Actually no, we can do better as follows:


public class TaxManager
{
  private readonly EmployeeRepository _mEmployeeRepository;
  private readonly TaxCalculator _mTaxCalculator;

  public async Task<Employee> UpdateTax(Employee)
  {
    // Calculate tax scheme
    decimal tax = await _mTaxCalculator.Calculate(updatedEmployee);
    
    // Update tax scheme in DB
    return await _mEmployeeRepository.UpdateTax(updatedEmployee, tax);
  }
}

public class HolidaysManager
{
  private readonly EmployeeRepository _mEmployeeRepository;
  private readonly HolidaysCalculator _mHolidaysCalculator;

  public async Task<Employee> UpdateHolidays(Employee)
  {
    // Calculate holidays
    byte holidaysCount = await _mHolidaysCalculator.Calculate(updatedEmployee);
    
    // Update holidays in DB
    return await _mEmployeeRepository.UpdateHolidays(updatedEmployee, holidaysCount);
  }
}

public class EmployeeManager
{
  private readonly EmployeeRepository _mEmployeeRepository;
  private readonly TaxManager _mTaxManager;
  private readonly MailingGroupsManager _mMailingGroupsManager;
  private readonly HolidaysManager _mHolidaysManager;

  public async Task<Employee> HireEmployee(Employee employee)
  {
    // Add Employee entry with basic info in DB
    var updatedEmployee = await _mEmployeeRepository.Add(employee);
    
    // Add Emplyee to mailing groups
    updatedEmployee = await _mMailingGroupsManager.Add(updatedEmployee);
    
    // Update tax scheme
    updatedEmployee = await _mTaxManager.UpdateTax(updatedEmployee);
    
    // Update holidays
    return await _mHolidaysManager.UpdateHolidays(updatedEmployee);
  }
}

What we did here:

  • Abstracted the knowledge of calculating and adding the tax scheme into a separate TaxManager class.

  • Abstracted the knowledge of calculating and adding the holidays into a separate HolidaysManager class.
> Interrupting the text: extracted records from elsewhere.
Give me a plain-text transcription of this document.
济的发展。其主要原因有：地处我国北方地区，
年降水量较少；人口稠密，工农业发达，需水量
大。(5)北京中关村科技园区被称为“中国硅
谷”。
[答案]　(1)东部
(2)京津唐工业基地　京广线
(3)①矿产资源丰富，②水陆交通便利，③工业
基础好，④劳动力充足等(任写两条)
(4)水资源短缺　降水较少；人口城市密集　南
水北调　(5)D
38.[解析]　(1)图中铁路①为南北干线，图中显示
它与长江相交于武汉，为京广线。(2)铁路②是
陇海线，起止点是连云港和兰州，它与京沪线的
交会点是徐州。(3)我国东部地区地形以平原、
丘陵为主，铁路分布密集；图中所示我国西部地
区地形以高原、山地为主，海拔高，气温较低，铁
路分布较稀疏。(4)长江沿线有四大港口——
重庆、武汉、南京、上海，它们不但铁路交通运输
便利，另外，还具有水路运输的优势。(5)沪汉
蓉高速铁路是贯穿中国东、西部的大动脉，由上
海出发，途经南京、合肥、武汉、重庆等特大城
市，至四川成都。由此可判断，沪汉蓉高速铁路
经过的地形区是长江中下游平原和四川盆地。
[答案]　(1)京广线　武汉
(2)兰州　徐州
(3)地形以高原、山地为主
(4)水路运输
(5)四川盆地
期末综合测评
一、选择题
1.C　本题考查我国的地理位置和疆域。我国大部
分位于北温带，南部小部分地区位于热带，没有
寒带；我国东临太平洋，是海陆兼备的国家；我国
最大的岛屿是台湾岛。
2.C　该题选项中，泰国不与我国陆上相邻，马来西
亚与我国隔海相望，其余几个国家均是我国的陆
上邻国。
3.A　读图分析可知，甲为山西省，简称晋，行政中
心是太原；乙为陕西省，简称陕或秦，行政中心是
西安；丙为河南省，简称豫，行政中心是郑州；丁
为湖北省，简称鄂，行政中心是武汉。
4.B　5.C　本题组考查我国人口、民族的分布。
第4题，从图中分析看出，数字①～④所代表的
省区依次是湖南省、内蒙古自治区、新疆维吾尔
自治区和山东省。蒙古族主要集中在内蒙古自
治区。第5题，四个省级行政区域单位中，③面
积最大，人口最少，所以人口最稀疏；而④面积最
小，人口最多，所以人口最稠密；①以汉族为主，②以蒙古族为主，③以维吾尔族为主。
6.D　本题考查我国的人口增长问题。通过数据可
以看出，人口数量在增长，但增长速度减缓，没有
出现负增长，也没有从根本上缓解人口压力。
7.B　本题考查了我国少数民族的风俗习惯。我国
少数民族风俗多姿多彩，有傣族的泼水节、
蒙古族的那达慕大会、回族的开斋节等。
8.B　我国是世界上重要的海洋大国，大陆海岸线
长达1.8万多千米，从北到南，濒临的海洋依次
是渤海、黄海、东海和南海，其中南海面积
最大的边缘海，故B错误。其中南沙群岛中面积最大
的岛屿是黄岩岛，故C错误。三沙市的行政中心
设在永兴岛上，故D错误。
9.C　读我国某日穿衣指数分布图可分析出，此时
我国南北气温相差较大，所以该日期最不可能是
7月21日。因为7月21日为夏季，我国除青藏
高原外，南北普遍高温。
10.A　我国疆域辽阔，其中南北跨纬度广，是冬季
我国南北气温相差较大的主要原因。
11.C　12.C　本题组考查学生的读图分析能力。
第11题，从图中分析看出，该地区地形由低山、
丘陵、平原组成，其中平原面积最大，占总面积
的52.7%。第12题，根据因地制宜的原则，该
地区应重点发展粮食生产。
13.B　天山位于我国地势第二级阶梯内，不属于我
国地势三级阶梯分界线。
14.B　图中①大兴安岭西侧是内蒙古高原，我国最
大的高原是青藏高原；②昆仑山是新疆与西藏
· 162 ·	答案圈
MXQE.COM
This means that the EmployeeManager class now knows less than before. Now, it doesn’t know that to update the tax scheme it needs to first use the TaxCalculator class and then use the EmployeeRespository class. The same applies to updating the holidays.


This leaves the EmployeeManager class with less knowledge and accordingly fewer reasons to change.


Now I can hear you saying:

Still, when a change comes in mandating that we need to add a new step, like adding the employee to the company social network for example, the EmployeeManager class would need to change.

Yes, I totally agree with you but I can’t see it as a problem.


This is something we can’t avoid as this is the core role of the EmployeeManager class; it handles the flow and steps to be done to hire an employee.


What we always need to keep in mind is that if the requirements change, some code would change. This is inevitable.


However, what we thrive to do is minimize the amount of the surrounding code to be changed or even touched.


 

Single Responsibility Principle SRP of SOLID Principles DotNet .NET CSharp C# Code Coding Programming Software Design Patterns Development Engineering Architecture Best Practice Knowledge Achievement Ahmed Tarek
Photo by Aaron Burden on Unsplash

Final Thoughts


In this article, we discussed the Single Responsibility Principle -which is also abbreviated as SRP- of the SOLID Principles.


When it comes to this principle, many developers get confused about what is much and less. That’s why this article made it clear once and ever.


Worth to mention, you need to keep in mind that in the software world and with the increasing speed of changes, there would always be some changes that would require a code change as well. This is normal, this is inevitable, and you should not fight it, you should adapt to it.


Finally, I hope you enjoyed reading this article as I enjoyed writing it.